Well that's one obviously biased and flawed take on it. A contrasting, and probably equally guessed opinion is just that marriage is becoming irrelevant to many people, and the reasons go a lot deeper than just pron.
Hey Utah! Society's changing, and if you don't like that you need to look at the broader picture rather than just "porn is bad".
Wait. I don't understand. I thought the whole Kitchen v. Herbert thing meant that young men could marry each other all they wanted. First the state passes a law banning young men from marrying and now they blame porn when young men don't. It's all very confusing.
There was an interesting documentary where a local group tried to shut down a video shop in Utah for renting out smut. One of the key arguments in the trial was what is the "standard" for public decency and does the shop violate it.
So for the trial they got the payperview stats from cable and sat networks on porn in Utah. The lawyer team for the shop had no clue what the numbers will be until they came through. They showed the highest consumption of pornography in the USA and one of the highest rates in the world. If memory serves me right, it was something like an hour of paid porn per household per day on average. Utah has 700K households or thereabouts - that equates to about a quarter of a billion per year in revenues.

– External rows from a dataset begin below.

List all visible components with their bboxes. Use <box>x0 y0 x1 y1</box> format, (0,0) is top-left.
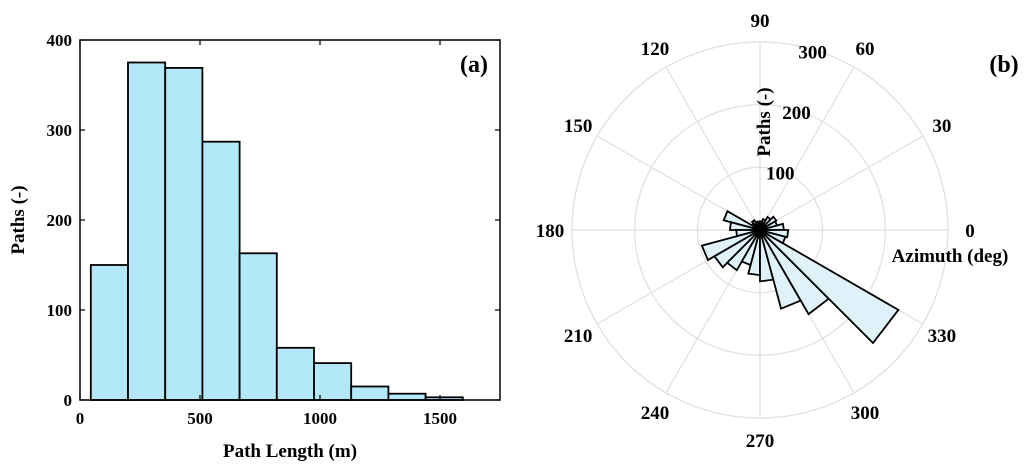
azimuth-tick-label: 90 <box>751 11 770 32</box>
azimuth-tick-label: 30 <box>932 116 951 137</box>
azimuth-tick-label: 150 <box>564 116 593 137</box>
histogram-bar <box>238 252 278 401</box>
panel-label-b: (b) <box>989 52 1018 78</box>
radial-ticks: 100 200 300 <box>766 42 827 184</box>
azimuth-axis-label: Azimuth (deg) <box>892 246 1009 267</box>
azimuth-grid-line <box>759 66 855 231</box>
azimuth-tick-label: 330 <box>928 326 957 347</box>
y-axis-label: Paths (-) <box>8 185 29 254</box>
y-axis-ticks: 0 100 200 300 400 <box>47 31 500 410</box>
y-tick-label: 100 <box>47 301 73 320</box>
x-axis-ticks: 0 500 1000 1500 <box>76 40 457 428</box>
azimuth-grid-line <box>665 66 761 231</box>
polar-bar <box>759 229 900 345</box>
azimuth-tick-label: 210 <box>564 326 593 347</box>
histogram-bar <box>201 140 241 401</box>
panel-label-a: (a) <box>460 52 488 78</box>
azimuth-tick-label: 180 <box>536 221 565 242</box>
histogram-bars <box>89 61 464 401</box>
radial-tick-label: 100 <box>766 163 795 184</box>
x-tick-label: 1500 <box>423 409 457 428</box>
x-axis-label: Path Length (m) <box>223 441 357 462</box>
azimuth-ticks: 0 30 60 90 120 150 180 210 240 270 300 330 <box>536 11 975 452</box>
polar-bars <box>700 209 900 345</box>
polar-bar <box>759 229 790 239</box>
azimuth-tick-label: 240 <box>641 403 670 424</box>
x-tick-label: 0 <box>76 409 85 428</box>
polar-histogram-panel: 0 30 60 90 120 150 180 210 240 270 300 330 100 200 30… <box>536 11 1019 452</box>
y-tick-label: 300 <box>47 121 73 140</box>
histogram-bar <box>164 67 204 401</box>
azimuth-tick-label: 60 <box>856 39 875 60</box>
y-tick-label: 200 <box>47 211 73 230</box>
azimuth-grid-line <box>759 135 924 231</box>
x-tick-label: 500 <box>187 409 213 428</box>
azimuth-tick-label: 300 <box>851 403 880 424</box>
histogram-bar <box>89 264 129 401</box>
radial-tick-label: 300 <box>798 42 827 63</box>
histogram-bar <box>350 385 390 401</box>
x-tick-label: 1000 <box>303 409 337 428</box>
y-tick-label: 0 <box>64 391 73 410</box>
y-tick-label: 400 <box>47 31 73 50</box>
histogram-panel: 0 500 1000 1500 0 100 200 300 400 Path Length (… <box>8 31 501 462</box>
histogram-bar <box>127 61 167 401</box>
radial-axis-label: Paths (-) <box>754 87 775 156</box>
histogram-bar <box>275 346 315 401</box>
histogram-bar <box>387 392 427 401</box>
histogram-bar <box>313 362 353 401</box>
azimuth-tick-label: 0 <box>965 221 975 242</box>
azimuth-tick-label: 120 <box>641 39 670 60</box>
azimuth-tick-label: 270 <box>746 431 775 452</box>
radial-tick-label: 200 <box>782 103 811 124</box>
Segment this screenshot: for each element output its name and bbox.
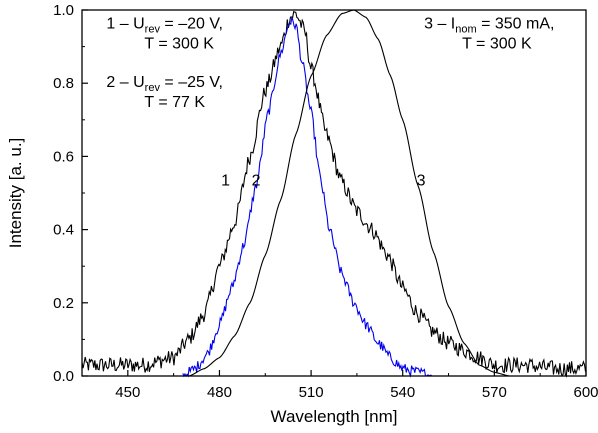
annotation-line2: T = 300 K (144, 35, 214, 52)
x-tick-label: 510 (299, 384, 324, 401)
series-line-1 (81, 10, 587, 378)
x-tick-label: 480 (207, 384, 232, 401)
y-tick-label: 0.6 (53, 148, 74, 165)
y-tick-label: 0.0 (53, 368, 74, 385)
annotation-line1: 1 – Urev = –20 V, (106, 15, 223, 35)
annotation-3: 3 – Inom = 350 mA,T = 300 K (424, 15, 554, 52)
annotation-1: 1 – Urev = –20 V,T = 300 K (106, 15, 223, 52)
annotation-line1: 2 – Urev = –25 V, (106, 74, 223, 94)
annotation-line2: T = 77 K (144, 94, 205, 111)
x-tick-label: 450 (115, 384, 140, 401)
x-tick-label: 540 (390, 384, 415, 401)
x-tick-label: 570 (482, 384, 507, 401)
curve-label-3: 3 (417, 173, 426, 190)
annotation-line2: T = 300 K (462, 35, 532, 52)
y-tick-label: 0.8 (53, 75, 74, 92)
y-tick-label: 0.4 (53, 222, 74, 239)
y-tick-label: 0.2 (53, 295, 74, 312)
y-axis-title: Intensity [a. u.] (6, 138, 25, 249)
annotations: 1 2 31 – Urev = –20 V,T = 300 K2 – Urev = … (106, 15, 554, 189)
curve-label-1: 1 (221, 173, 230, 190)
plot-curves (81, 9, 587, 378)
annotation-2: 2 – Urev = –25 V,T = 77 K (106, 74, 223, 111)
plot-frame (81, 9, 587, 377)
series-line-2 (182, 17, 433, 378)
y-tick-label: 1.0 (53, 2, 74, 19)
x-tick-label: 600 (573, 384, 598, 401)
x-axis-title: Wavelength [nm] (271, 407, 398, 426)
series-line-3 (188, 9, 510, 377)
annotation-line1: 3 – Inom = 350 mA, (424, 15, 554, 35)
axis-ticks: 450 480 510 540 570 600 0.0 0.2 0.4 0.6 0.8 1.0 (53, 2, 598, 401)
curve-label-2: 2 (252, 173, 261, 190)
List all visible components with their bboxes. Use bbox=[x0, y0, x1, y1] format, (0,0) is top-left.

...something like an hour of paid porn per household per day on average. Utah has 700K households or thereabouts - that equates to about a quarter of a billion per year in revenues.
Can we get that in Reg units?
knuckle shuffles per capita-hour?
swimming pools of...erm..."discharge"?
// open for suggestions here
// seems like too good an opportunity to let it pass by
I've visited Utah. There's sweet FA to do there apart from look at scenery - which, whilst it is stunningly beautiful, doesn't help the long winter evenings fly by. And alcohol is banned in at least half the state too (or was when I was there). So, hardly surprising they turn en masse to, erm, online scenery.